Chapter 1 Introduction
With the widespread popularity of Internet applications, the storage and access of massive data has become a bottleneck in system design. For a large-scale Internet application, billions of PVs per day undoubtedly cause quite high load on the database. It has caused great problems to the stability and scalability of the system. To improve website performance through data segmentation, horizontal scaling of the data layer has become the preferred method for architecture developers.
  • Horizontally slicing database: It can reduce the load of a single machine and minimize the loss caused by downtime
  • Load balancing strategy: It can reduce the access load of a single machine and reduce the possibility of downtime
  • Cluster solution: solves the problem of single-point database inaccessibility caused by database downtime
  • Read-write separation strategy: maximizes the speed and concurrency of reading data in applications

Chapter 2 Basic Principles and Concepts
What is Data
Sharding? The word "Shard" in English means "shard", and as a technical term related to database, it seems to be first seen in MMORPGs. "Sharding" is called "sharding". Sharding is not a function attached to a specific database software, but an abstract process on top of specific technical details. It is a solution for horizontal expansion (Scale Out, or horizontal expansion and outward expansion). The I/O capability limitation of a single-node database server solves the problem of database scalability. The data is horizontally distributed to different DBs or tables through a series of segmentation rules, and the specific DBs or tables that need to be queried are found through the corresponding DB routing or table routing rules to perform Query operations. "Sharding" usually means "horizontal slicing", which is the focus of this article. Next, let's take a simple example: we explain the log in a Blog application. For example, the log article (article) table has the following fields:


Faced with such a table, how do we segment it? How to distribute such data to tables in different databases? We can do this, put all the article information with user_id 1~10000 into the article table in DB1, put all the article information with user_id 10001~20000 into the article table in DB2, and so on, until DBn. In this way, the article data is naturally divided into various databases to achieve the purpose of data segmentation.

The next problem to be solved is how to find the specific database? In fact, the problem is also simple and obvious. Since we use the distinguishing field user_id when sub-database, it is natural that the process of database routing is of course indispensable to user_id. That is, when we know the user_id of this blog, we use this user_id, use the rules of sub-database, and in turn locate the specific database. For example, if user_id is 234, using the rule just now, it should locate DB1. If user_id is 12343, using this rule, it should locate DB2. By analogy, using the rules of sub-database, reverse routing to a specific DB, we call this process " DB routing ".

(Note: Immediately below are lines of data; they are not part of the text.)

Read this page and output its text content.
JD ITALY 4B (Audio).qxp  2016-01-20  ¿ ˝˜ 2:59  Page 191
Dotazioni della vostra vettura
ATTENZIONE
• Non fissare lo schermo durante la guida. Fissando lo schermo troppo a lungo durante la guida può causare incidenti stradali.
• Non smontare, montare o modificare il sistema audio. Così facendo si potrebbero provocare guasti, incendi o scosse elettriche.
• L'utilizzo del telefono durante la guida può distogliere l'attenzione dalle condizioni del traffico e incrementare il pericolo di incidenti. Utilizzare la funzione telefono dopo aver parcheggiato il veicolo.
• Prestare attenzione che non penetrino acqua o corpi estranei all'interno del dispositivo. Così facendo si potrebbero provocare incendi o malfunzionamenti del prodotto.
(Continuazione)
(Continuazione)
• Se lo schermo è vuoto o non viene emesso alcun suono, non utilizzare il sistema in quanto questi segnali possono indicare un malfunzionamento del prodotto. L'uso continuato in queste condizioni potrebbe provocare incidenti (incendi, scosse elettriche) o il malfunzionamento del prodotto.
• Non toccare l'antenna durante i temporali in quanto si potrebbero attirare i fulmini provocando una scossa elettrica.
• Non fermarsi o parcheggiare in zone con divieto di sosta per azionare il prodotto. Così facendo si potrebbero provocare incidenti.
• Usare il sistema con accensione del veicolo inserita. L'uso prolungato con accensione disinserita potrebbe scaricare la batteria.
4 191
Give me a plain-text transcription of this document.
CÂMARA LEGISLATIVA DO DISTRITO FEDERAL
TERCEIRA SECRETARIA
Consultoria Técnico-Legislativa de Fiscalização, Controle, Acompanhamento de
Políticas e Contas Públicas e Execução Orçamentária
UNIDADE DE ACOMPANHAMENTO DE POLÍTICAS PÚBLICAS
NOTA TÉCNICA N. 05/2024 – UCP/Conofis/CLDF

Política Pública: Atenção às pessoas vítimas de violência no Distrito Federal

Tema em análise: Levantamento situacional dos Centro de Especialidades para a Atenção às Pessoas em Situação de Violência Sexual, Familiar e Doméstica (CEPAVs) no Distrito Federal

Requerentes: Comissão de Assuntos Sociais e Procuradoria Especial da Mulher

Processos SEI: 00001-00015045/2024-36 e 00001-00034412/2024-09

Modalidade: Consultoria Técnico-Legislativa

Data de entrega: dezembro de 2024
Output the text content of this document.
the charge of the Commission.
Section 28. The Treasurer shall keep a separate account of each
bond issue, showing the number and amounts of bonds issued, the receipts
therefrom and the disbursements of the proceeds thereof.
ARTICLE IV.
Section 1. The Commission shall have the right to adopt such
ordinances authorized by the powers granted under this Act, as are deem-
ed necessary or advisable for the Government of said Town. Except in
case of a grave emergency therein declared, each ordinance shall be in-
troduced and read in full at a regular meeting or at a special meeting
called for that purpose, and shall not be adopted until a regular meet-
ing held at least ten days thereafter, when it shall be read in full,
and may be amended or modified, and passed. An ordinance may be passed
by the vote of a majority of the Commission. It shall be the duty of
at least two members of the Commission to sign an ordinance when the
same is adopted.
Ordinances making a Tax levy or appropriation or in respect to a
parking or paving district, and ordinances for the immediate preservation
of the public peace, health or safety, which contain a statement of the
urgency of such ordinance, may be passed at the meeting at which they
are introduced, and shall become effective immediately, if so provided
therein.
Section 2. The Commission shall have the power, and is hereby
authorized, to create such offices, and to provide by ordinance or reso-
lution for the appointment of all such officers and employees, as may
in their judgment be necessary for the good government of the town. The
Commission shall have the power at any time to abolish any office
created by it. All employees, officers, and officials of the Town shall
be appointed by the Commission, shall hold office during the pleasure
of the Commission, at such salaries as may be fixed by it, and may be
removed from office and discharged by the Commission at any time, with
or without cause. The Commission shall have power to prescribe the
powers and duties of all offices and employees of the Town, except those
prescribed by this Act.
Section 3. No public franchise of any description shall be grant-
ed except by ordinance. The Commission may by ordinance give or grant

Usually, we will consciously design our database according to the paradigm. Considering the DB design of data segmentation, it will violate the usual rules and constraints. In order to split, we have to have redundant fields in the database tables, which are used as distinguishing fields or tag fields called sub-databases. For example, the field of user_id in the example of the article above (of course, the example just now does not reflect the redundancy of user_id well, because the field of user_id will appear even if it is not divided into databases, so we picked it up cheap). Of course, the appearance of redundant fields does not only appear in the scenario of sub-database. In many large-scale applications, redundancy is also necessary. This involves the design of efficient DBs, and this article will not repeat them.